I can certainly give some "top level" viewpoint in regard to my comments. Just please realize that the world of statistical analysis (I do statistical process quality control for a living), is not something one will understand fully in a short web-session. But I believe I can make it consumable for most in just a post or two.
In simple terms, standard deviation (aka stdev, or "sigma") is the magnitude of variation of a set of numbers, that which represents the "normal" variation away from the average value of those numbers. Consider the following ...
think of these 10 numbers: 6,4,6,4,6,4,6,4,6,4 ... the "average" of those is "5", and the variation away from "5" is very low.
think of these 10 numbers: 10,0,10,0,10,0,10,0,10,0 ... the average of those is still "5", and the variation is MUCH greater.
Averages (aka the "mean") are not the same as standard deviation (aka "variation").
So that explains what stdev is.
Now we need to understand why we need some many samples to get an ACCURATE value for stdev ...Look at the graph below ...
it represents the 95% confidence interval of the value of 1 for any given sample size. What you see are the two response curves (upper and lower) for the considered deviation away from the value of "1", in terms of standard deviation. Standard deviation is the "variation" of a data stream (typically a process measurable). The "Y" axis (vertical) is the amount of variation away from the value of 1. The "X" (horizontal axis) is the quantity of samples taken. As you can see, the amount of std deviation variance gets VERY broad as the sample size gets smaller. Typically 30 is a minimum, and 50 is preferred. Anything much over 50 does not greatly increase the accuracy; anything past 100 does nothing to refine the data in pragmatic terms. Having only 20 samples does not truly give a good indication of std dev; too much inaccuracy in the math below 30 samples.
At 100 samples, the actual value of "1" could be as low as .85 and as high as 1.17; the difference being .32 or about 1/3 the value of "1".
At 50 samples, the actual value of "1" could be as low as .825 and as high as 1.25; the difference being .425 or less than 1/2 of the value of "1".
At 30 samples, the actual value of "1" could be as low as .8 and as high as 1.35; the difference being .55, or about 1/2 of the value of "1".
At 20 samples, the actual value of "1" could be as low as .75 and as high as 1.5; the difference being .75, or about 3/4 the value of "1".
At 10 samples, the actual value of "1" could be as low as .7 and as high as 1.8; the difference being 1.1, or more than the actual value of 1 itself!

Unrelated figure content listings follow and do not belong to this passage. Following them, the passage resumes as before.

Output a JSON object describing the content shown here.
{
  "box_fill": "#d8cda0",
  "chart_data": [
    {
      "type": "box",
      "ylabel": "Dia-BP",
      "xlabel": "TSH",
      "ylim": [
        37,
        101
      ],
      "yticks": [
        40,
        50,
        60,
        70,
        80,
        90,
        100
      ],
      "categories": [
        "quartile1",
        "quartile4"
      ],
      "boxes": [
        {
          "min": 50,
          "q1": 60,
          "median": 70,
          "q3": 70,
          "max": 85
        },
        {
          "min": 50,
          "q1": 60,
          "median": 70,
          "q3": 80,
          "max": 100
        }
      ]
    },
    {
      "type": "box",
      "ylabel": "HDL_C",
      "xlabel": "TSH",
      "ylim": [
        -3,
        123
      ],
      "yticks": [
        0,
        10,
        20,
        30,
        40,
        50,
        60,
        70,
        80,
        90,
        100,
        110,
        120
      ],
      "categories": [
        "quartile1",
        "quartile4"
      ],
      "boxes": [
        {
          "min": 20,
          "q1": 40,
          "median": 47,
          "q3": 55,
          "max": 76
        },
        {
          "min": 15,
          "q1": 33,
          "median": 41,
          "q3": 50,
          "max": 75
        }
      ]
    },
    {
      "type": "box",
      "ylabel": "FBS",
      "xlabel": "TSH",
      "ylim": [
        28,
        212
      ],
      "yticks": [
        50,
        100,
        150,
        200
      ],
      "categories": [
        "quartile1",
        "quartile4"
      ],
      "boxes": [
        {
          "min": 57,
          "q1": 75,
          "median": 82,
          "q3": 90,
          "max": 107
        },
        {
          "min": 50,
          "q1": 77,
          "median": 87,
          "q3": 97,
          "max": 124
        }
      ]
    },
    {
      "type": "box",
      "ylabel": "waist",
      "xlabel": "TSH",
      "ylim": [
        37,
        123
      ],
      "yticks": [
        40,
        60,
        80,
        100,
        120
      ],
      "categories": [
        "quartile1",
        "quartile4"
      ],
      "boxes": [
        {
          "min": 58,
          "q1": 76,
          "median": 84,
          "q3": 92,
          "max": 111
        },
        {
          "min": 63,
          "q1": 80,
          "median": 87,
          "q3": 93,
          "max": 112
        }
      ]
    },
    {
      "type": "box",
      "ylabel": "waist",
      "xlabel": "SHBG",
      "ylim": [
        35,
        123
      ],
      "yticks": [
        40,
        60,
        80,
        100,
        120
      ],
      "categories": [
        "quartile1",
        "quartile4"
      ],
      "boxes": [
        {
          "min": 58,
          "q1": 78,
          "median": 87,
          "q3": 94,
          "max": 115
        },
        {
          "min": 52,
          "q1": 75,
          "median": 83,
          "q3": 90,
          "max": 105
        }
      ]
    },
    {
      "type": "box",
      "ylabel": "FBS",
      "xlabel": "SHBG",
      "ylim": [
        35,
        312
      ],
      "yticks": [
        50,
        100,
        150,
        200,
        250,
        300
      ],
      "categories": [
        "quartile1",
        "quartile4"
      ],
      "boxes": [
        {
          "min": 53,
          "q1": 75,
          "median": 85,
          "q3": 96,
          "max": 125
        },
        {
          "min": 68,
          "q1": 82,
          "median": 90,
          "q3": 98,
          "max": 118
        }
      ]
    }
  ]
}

As you can see, the accuracy of stdev falls off sharply below 30 samples. It does not increase dramatically over 50 samples. That range (30-50 samples) is the "sweet spot" where you get the best bang for the buck. You can take a LOT more samples, but you'll not get a huge increase in accuracy for the efforts. You can take a bit fewer than 30 samples, but your accuracy falls of horridly.
I have thousands upon thousands of UOAs in my database. I don't really need that many, but it does help see trending year over year. But the accuracy of the data really is just as good when I look at 50 samples, versus 500 samples. Once I have 50 samples, I have a very good understanding of the typical (normal) process variation.

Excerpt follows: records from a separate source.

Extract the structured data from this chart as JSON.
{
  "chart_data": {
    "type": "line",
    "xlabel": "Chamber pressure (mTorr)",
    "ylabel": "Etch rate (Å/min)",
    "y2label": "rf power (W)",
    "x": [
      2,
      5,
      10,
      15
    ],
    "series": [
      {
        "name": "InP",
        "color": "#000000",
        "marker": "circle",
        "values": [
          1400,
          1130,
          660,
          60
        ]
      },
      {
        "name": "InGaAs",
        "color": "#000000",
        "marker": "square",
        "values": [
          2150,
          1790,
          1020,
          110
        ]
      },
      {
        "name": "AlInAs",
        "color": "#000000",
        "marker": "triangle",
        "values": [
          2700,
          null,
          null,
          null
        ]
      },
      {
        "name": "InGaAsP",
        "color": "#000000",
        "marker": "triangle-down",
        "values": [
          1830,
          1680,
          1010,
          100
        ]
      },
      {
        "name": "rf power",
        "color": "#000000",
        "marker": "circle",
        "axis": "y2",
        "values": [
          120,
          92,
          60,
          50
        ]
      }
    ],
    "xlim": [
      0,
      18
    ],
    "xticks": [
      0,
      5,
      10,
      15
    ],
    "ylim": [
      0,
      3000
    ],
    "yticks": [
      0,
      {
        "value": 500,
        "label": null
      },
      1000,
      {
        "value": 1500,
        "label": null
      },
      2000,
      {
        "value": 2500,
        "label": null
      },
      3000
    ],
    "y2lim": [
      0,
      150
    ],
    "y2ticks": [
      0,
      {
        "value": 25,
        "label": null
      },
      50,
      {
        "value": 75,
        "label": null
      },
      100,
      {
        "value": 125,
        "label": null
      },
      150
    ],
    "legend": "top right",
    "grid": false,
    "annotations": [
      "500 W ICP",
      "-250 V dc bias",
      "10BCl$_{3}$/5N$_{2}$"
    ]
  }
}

Knowing the mean (aka the "average" valve) is only half of the story. You must also understand the variation (standard deviation) away from the mean.

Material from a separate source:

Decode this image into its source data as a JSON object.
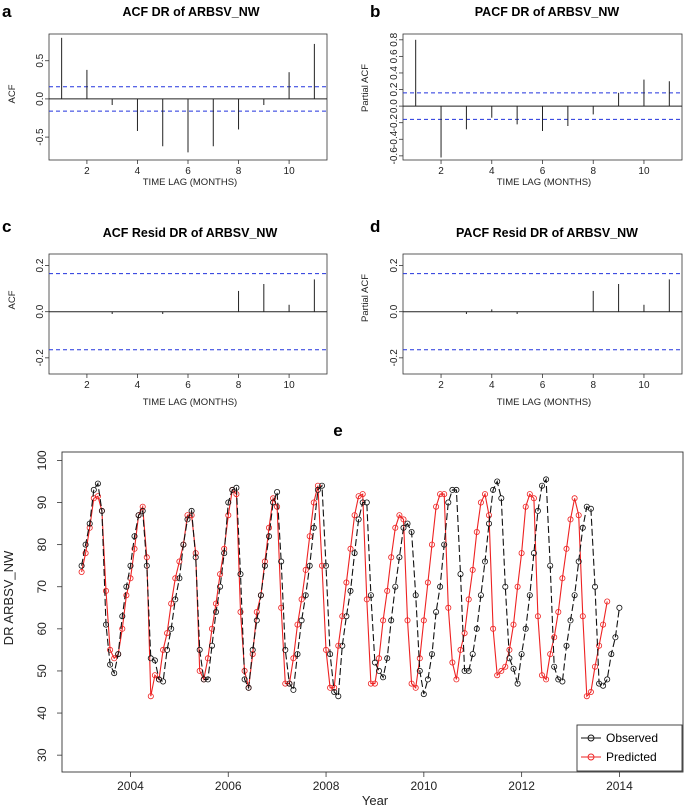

This is just an application of what most would understand to be called "Six sigma" control.
Mathematically, you can get an "average" using as few as two numbers.
Mathematically, you can get a "standard deviation" using as few as three numbers.
But for them to be accurate, you need a lot more than that.
So my comment regarding your data sheet is that they certainly can give you a stdev value for 20 samples, but it's not an accurate trustworthy value. You need 10 more samples AT A MINIMUM to really get a decent stdev value.
This is why I tell folks to quit looking at one or three or five UOAs and think that they understand how the equipment is performing. You can look at one or two UOAs, compared to macro data, and have a very good understanding. You CANNOT look at even 20 UOAs, of micro data, and yet know what is "normal".
When you get a chance, please read the article about UOA normalcy; it will help you understand stuff better.
It is critically important to understand the differences between macro and micro data sources.
https://bobistheoilguy.com/used-oil-analysis-how-to-decide-what-is-normal/
There's a LOT more to it than just this, but this is at least where most folks can get a decent understanding of why I complain so much about understanding "variation" of UOAs. Too few people here understand, but think they know it all. I'm not a chemist; I cannot explain tribology in those terms and I must defer to those who have chemical backgrounds. But results-driven data (like UOAs), I know really well; it's what I do for a living. I cannot tell you what goes into a lube bottle and how it interacts with all the other chemicals in the bottle. But I can darn well tell you what happens when those bottles come out of the crankcase!